This is even true for climate policy. Long a target of GOP derision, denial, and disdain, the Trump idea of taking whatever climate-related stuff the government had going and doing the exact opposite appears to be too much even for conservative voters.
“A large majority of registered voters oppose eliminating programs related to global warming,” reads a new report from the Yale Program on Climate Change Communication.

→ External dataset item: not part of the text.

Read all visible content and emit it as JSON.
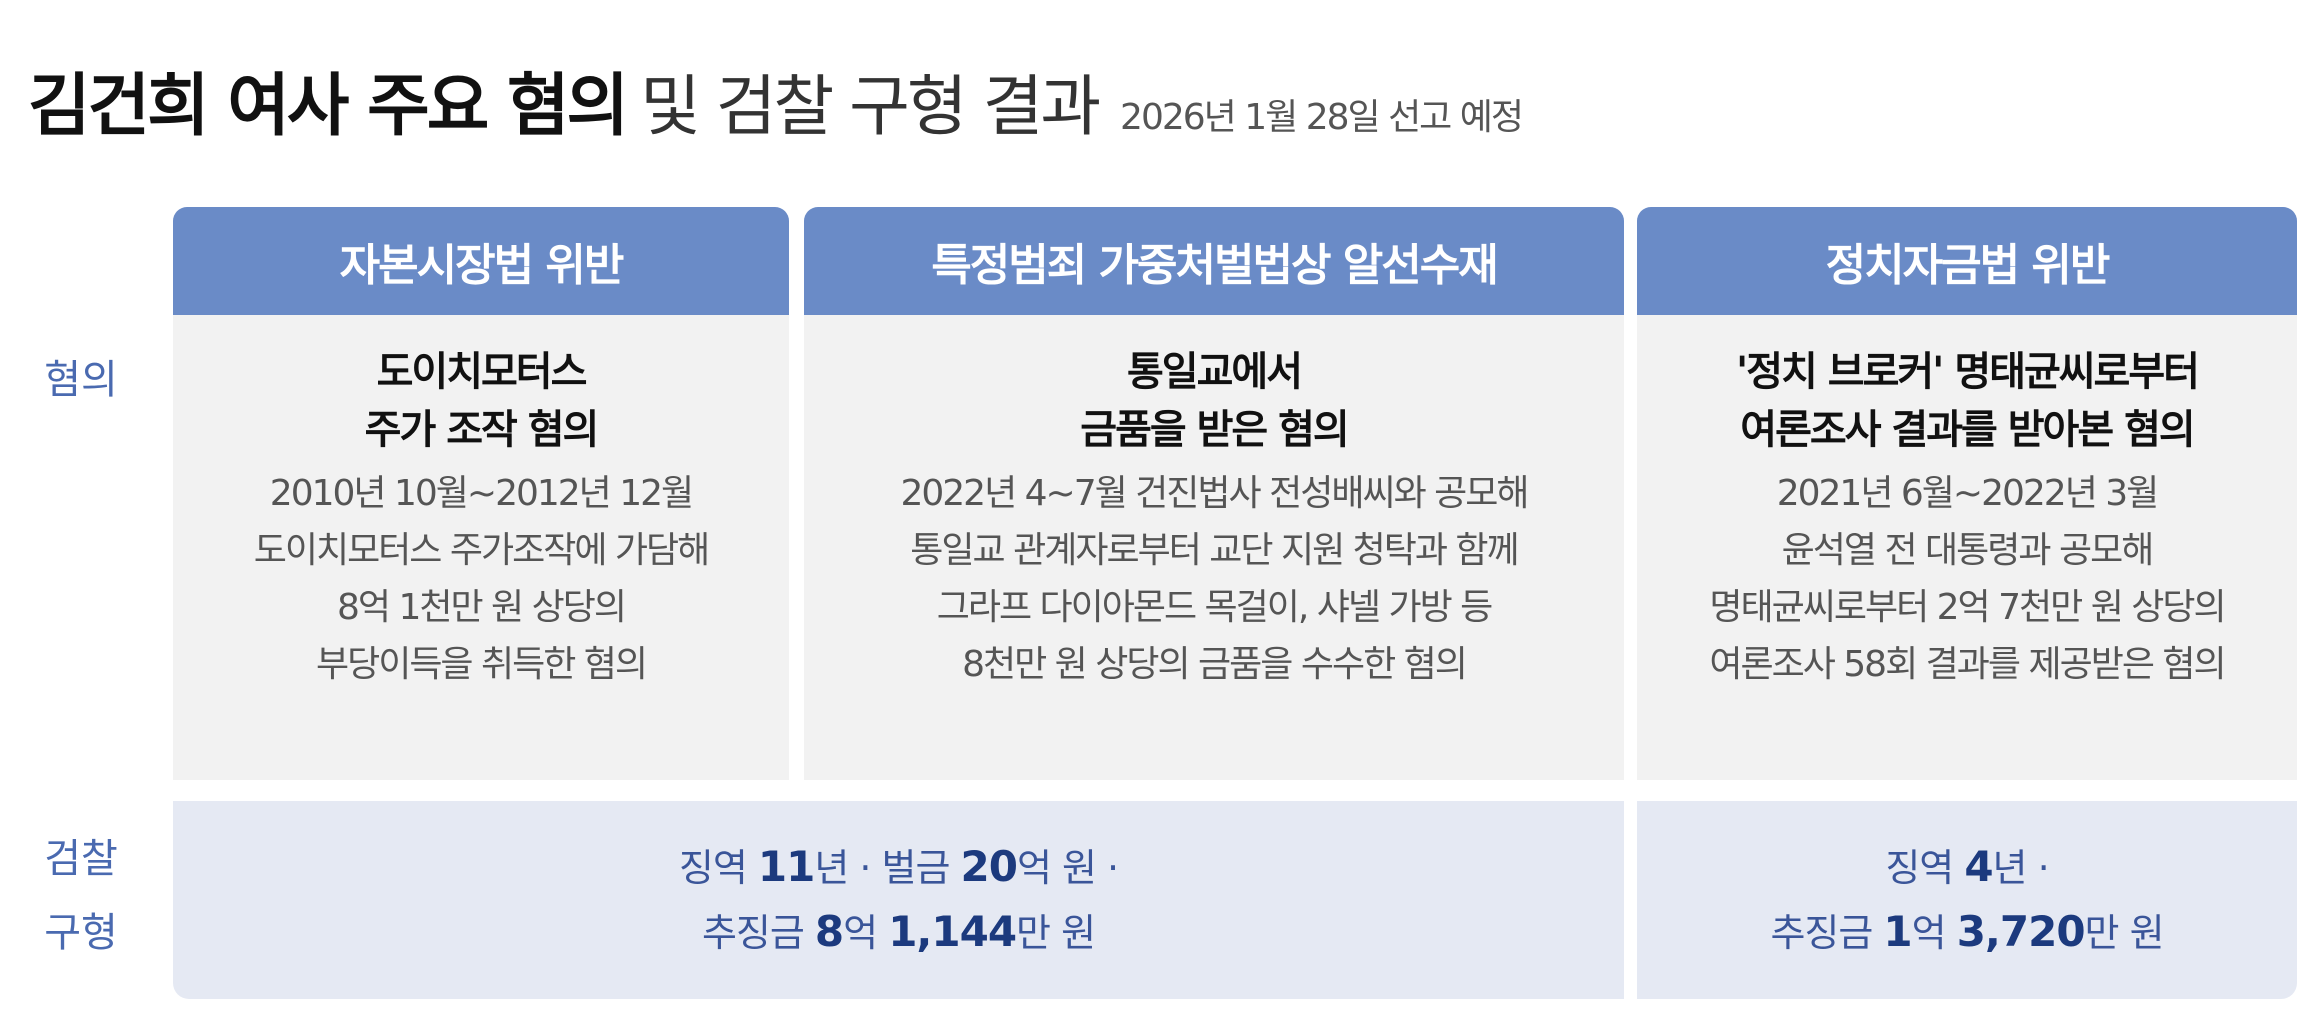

In a country where a person or thing polling at 60 percent can look like a waterfall of support, “large” may be underselling it: 79 percent of registered voters oppose ordering all federal agencies such as NOAA, NASA, and the EPA to stop doing warming research, according to polling that was conducted in 1,040 adults between May 1 and May 12. As one might expect that includes almost all Democrats, but that’s not all: 73 percent of “liberal/moderate Republicans” and 56 percent of “conservative Republicans” share that opposition.
Similar numbers oppose ordering the agencies to stop providing information about climate change to the public — like, say, shuttering the climate.gov site, maybe? Or stopping the tracking of billion-dollar disasters? — including 78 percent of all voters and 69 and 58 percent of those two categories of Republicans. A decent number of GOP voters also aren’t on board with Trump’s war on certain forms of energy; 57 percent of liberal/moderates and 46 percent of conservative Republicans don’t like the idea of stopping offshore wind farm construction.
The same group showed back in March that more people in the country are concerned about climate change than the people currently in charge would have you believe. But now that Trump’s burn-it-all-down approach to the issue has started to take shape — exiting the Paris Agreement, flipping the EPA and its mission inside out, hollowing out NOAA and its ability to track both weather and climate, hindering renewable energy development and absolutely hucking money toward fossil fuel companies, and so on — the polling is showing how out of touch even with their ostensible supporters a lot of this really is.
Fully 55 percent of conservative Republicans think the government should fund more research into renewable energy sources; 66 percent of liberal/moderate GOP voters and 45 percent of conservative ones think there should be tax credits to buy clean and efficient appliances; half of the conservative faction even think the government should regulate carbon dioxide as a pollutant, a project Lee Zeldin and the EPA only just announced they want to abandon entirely.
Those numbers do mean, of course, that some people support the full-on climate denial machinations — but it is useful to take stock of just how small a group that is. In this sample at least, 40 percent of the sample were Republicans of any kind, and 28 percent considered themselves conservative Republicans. When you’re only getting half or less of that 28 percent, you’re into true weirdo outlier territory; unfortunately, its those outliers who are running the country.